経過観察中に体の不調や症状の変化を感じた場合には、早めに主治医へ相談することが重要です。三環系抗うつ薬の副作用を軽視せず、日常生活での安全確保(立ち上がり時の動作や水分補給など)も意識していきましょう。
副作用が出たときに知っておきたいこと
自己判断で薬をやめないことが大切
副作用が出ても、薬を自己判断で中止するのは危険です。症状の改善が見られても、それが病気の回復によるものか薬の効果によるものかを見極めるのは難しいためです。急な中止は再発や離脱症状につながることもあるため、必ず医師の指導を受けながら減量・中止を行いましょう。
不安や迷いがあるときは必ず医師に相談
「副作用がつらい」「薬が合っていないかも」と感じたときは、迷わず医師に相談しましょう。うつ病や精神疾患の治療では、医師との信頼関係を築き、ささいな不調でも伝えることが大切です。

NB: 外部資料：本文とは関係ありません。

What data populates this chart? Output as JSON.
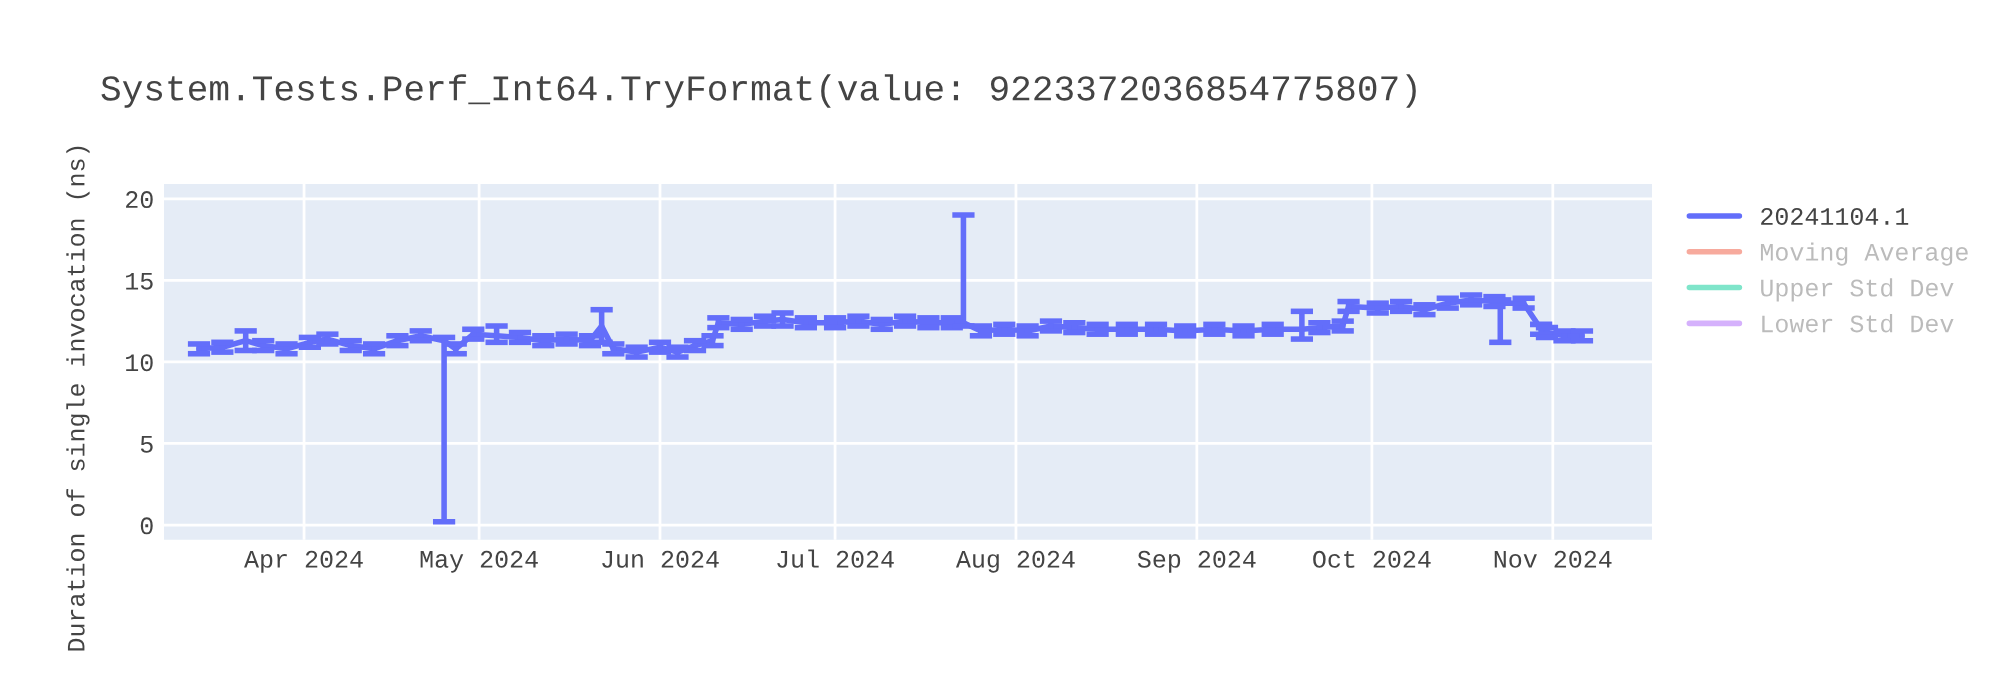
{
  "chart_data": {
    "type": "line",
    "title": "System.Tests.Perf_Int64.TryFormat(value: 9223372036854775807)",
    "ylabel": "Duration of single invocation (ns)",
    "x": [
      "2024-03-14",
      "2024-03-18",
      "2024-03-22",
      "2024-03-25",
      "2024-03-29",
      "2024-04-02",
      "2024-04-05",
      "2024-04-09",
      "2024-04-13",
      "2024-04-17",
      "2024-04-21",
      "2024-04-25",
      "2024-04-27",
      "2024-04-30",
      "2024-05-04",
      "2024-05-08",
      "2024-05-12",
      "2024-05-16",
      "2024-05-20",
      "2024-05-22",
      "2024-05-24",
      "2024-05-28",
      "2024-06-01",
      "2024-06-04",
      "2024-06-07",
      "2024-06-10",
      "2024-06-11",
      "2024-06-15",
      "2024-06-19",
      "2024-06-22",
      "2024-06-26",
      "2024-07-01",
      "2024-07-05",
      "2024-07-09",
      "2024-07-13",
      "2024-07-17",
      "2024-07-21",
      "2024-07-23",
      "2024-07-26",
      "2024-07-30",
      "2024-08-03",
      "2024-08-07",
      "2024-08-11",
      "2024-08-15",
      "2024-08-20",
      "2024-08-25",
      "2024-08-30",
      "2024-09-04",
      "2024-09-09",
      "2024-09-14",
      "2024-09-19",
      "2024-09-22",
      "2024-09-26",
      "2024-09-27",
      "2024-10-02",
      "2024-10-06",
      "2024-10-10",
      "2024-10-14",
      "2024-10-18",
      "2024-10-22",
      "2024-10-23",
      "2024-10-27",
      "2024-10-30",
      "2024-10-31",
      "2024-11-03",
      "2024-11-06"
    ],
    "series": [
      {
        "name": "20241104.1",
        "color": "#636efa",
        "values": [
          10.8,
          10.9,
          11.3,
          11.0,
          10.8,
          11.2,
          11.4,
          11.0,
          10.8,
          11.3,
          11.6,
          11.3,
          10.8,
          11.7,
          11.6,
          11.5,
          11.3,
          11.4,
          11.3,
          12.2,
          10.8,
          10.6,
          10.9,
          10.6,
          11.0,
          11.3,
          12.4,
          12.3,
          12.5,
          12.6,
          12.4,
          12.4,
          12.5,
          12.3,
          12.5,
          12.4,
          12.4,
          12.4,
          11.9,
          12.0,
          11.9,
          12.2,
          12.1,
          12.0,
          12.0,
          12.0,
          11.9,
          12.0,
          11.9,
          12.0,
          12.0,
          12.1,
          12.2,
          13.4,
          13.3,
          13.4,
          13.2,
          13.6,
          13.8,
          13.7,
          13.6,
          13.6,
          12.0,
          11.8,
          11.6,
          11.6
        ],
        "errors": [
          0.3,
          0.3,
          0.6,
          0.3,
          0.3,
          0.3,
          0.3,
          0.3,
          0.3,
          0.3,
          0.3,
          [
            0.2,
            11.5
          ],
          0.3,
          0.3,
          [
            11.2,
            12.2
          ],
          0.3,
          0.3,
          0.3,
          0.3,
          [
            11.2,
            13.2
          ],
          0.3,
          0.3,
          0.3,
          0.3,
          0.3,
          0.3,
          0.3,
          0.3,
          0.3,
          [
            12.2,
            13.0
          ],
          0.3,
          0.3,
          0.3,
          0.3,
          0.3,
          0.3,
          0.3,
          [
            12.2,
            19.0
          ],
          0.3,
          0.3,
          0.3,
          0.3,
          0.3,
          0.3,
          0.3,
          0.3,
          0.3,
          0.3,
          0.3,
          0.3,
          [
            11.4,
            13.1
          ],
          0.3,
          0.3,
          0.3,
          0.3,
          0.3,
          0.3,
          0.3,
          0.3,
          0.3,
          [
            11.2,
            13.8
          ],
          0.3,
          0.3,
          0.3,
          0.3,
          0.3
        ]
      },
      {
        "name": "Moving Average",
        "color": "#f7aa9d",
        "values": [
          null,
          null,
          null,
          null,
          null,
          null,
          null,
          null,
          null,
          null,
          null,
          null,
          null,
          null,
          null,
          null,
          null,
          null,
          null,
          null,
          null,
          null,
          null,
          null,
          null,
          null,
          null,
          null,
          null,
          null,
          null,
          null,
          null,
          null,
          null,
          null,
          null,
          null,
          null,
          null,
          null,
          null,
          null,
          null,
          null,
          null,
          null,
          null,
          null,
          null,
          null,
          null,
          null,
          null,
          null,
          null,
          null,
          null,
          null,
          null,
          null,
          null,
          null,
          null,
          null,
          null
        ]
      },
      {
        "name": "Upper Std Dev",
        "color": "#7fe5ca",
        "values": [
          null,
          null,
          null,
          null,
          null,
          null,
          null,
          null,
          null,
          null,
          null,
          null,
          null,
          null,
          null,
          null,
          null,
          null,
          null,
          null,
          null,
          null,
          null,
          null,
          null,
          null,
          null,
          null,
          null,
          null,
          null,
          null,
          null,
          null,
          null,
          null,
          null,
          null,
          null,
          null,
          null,
          null,
          null,
          null,
          null,
          null,
          null,
          null,
          null,
          null,
          null,
          null,
          null,
          null,
          null,
          null,
          null,
          null,
          null,
          null,
          null,
          null,
          null,
          null,
          null,
          null
        ]
      },
      {
        "name": "Lower Std Dev",
        "color": "#d5b1fc",
        "values": [
          null,
          null,
          null,
          null,
          null,
          null,
          null,
          null,
          null,
          null,
          null,
          null,
          null,
          null,
          null,
          null,
          null,
          null,
          null,
          null,
          null,
          null,
          null,
          null,
          null,
          null,
          null,
          null,
          null,
          null,
          null,
          null,
          null,
          null,
          null,
          null,
          null,
          null,
          null,
          null,
          null,
          null,
          null,
          null,
          null,
          null,
          null,
          null,
          null,
          null,
          null,
          null,
          null,
          null,
          null,
          null,
          null,
          null,
          null,
          null,
          null,
          null,
          null,
          null,
          null,
          null
        ]
      }
    ],
    "xlim": [
      "2024-03-08",
      "2024-11-18"
    ],
    "xticks": [
      {
        "value": "2024-04-01",
        "label": "Apr 2024"
      },
      {
        "value": "2024-05-01",
        "label": "May 2024"
      },
      {
        "value": "2024-06-01",
        "label": "Jun 2024"
      },
      {
        "value": "2024-07-01",
        "label": "Jul 2024"
      },
      {
        "value": "2024-08-01",
        "label": "Aug 2024"
      },
      {
        "value": "2024-09-01",
        "label": "Sep 2024"
      },
      {
        "value": "2024-10-01",
        "label": "Oct 2024"
      },
      {
        "value": "2024-11-01",
        "label": "Nov 2024"
      }
    ],
    "ylim": [
      -0.9,
      20.9
    ],
    "yticks": [
      0,
      5,
      10,
      15,
      20
    ],
    "grid": true,
    "legend": "top right",
    "line_style": "solid"
  }
}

気のせいだと思わず、早めの相談が安心につながります。
新しく開発された抗うつ薬について
・副作用は少ない
・効果は三環系抗うつ薬には及ばない
SSRI・SNRI
NaSSA
近年では、三環系抗うつ薬の副作用を軽減する目的で、作用を限定した「第二世代抗うつ薬」が開発されています。これらは、従来の三環系抗うつ薬のように複数の神経伝達物質へ影響を与えるのではなく、主にセロトニンやノルアドレナリンに選択的に作用します。そのため、眠気・便秘・ふらつきなどの副作用が少なく、より安全性の高い治療が可能となっています。
代表的なものには、SSRI(選択的セロトニン再取り込み阻害薬)、SNRI(セロトニン・ノルアドレナリン再取り込み阻害薬)、NaSSA(ノルアドレナリン作動性・特異的セロトニン作動性抗うつ薬)があります。これらの薬は、気分の落ち込みや意欲の低下を改善する一方で、従来の三環系抗うつ薬に比べて口渇や便秘などの副作用が起こりにくいのが特徴です。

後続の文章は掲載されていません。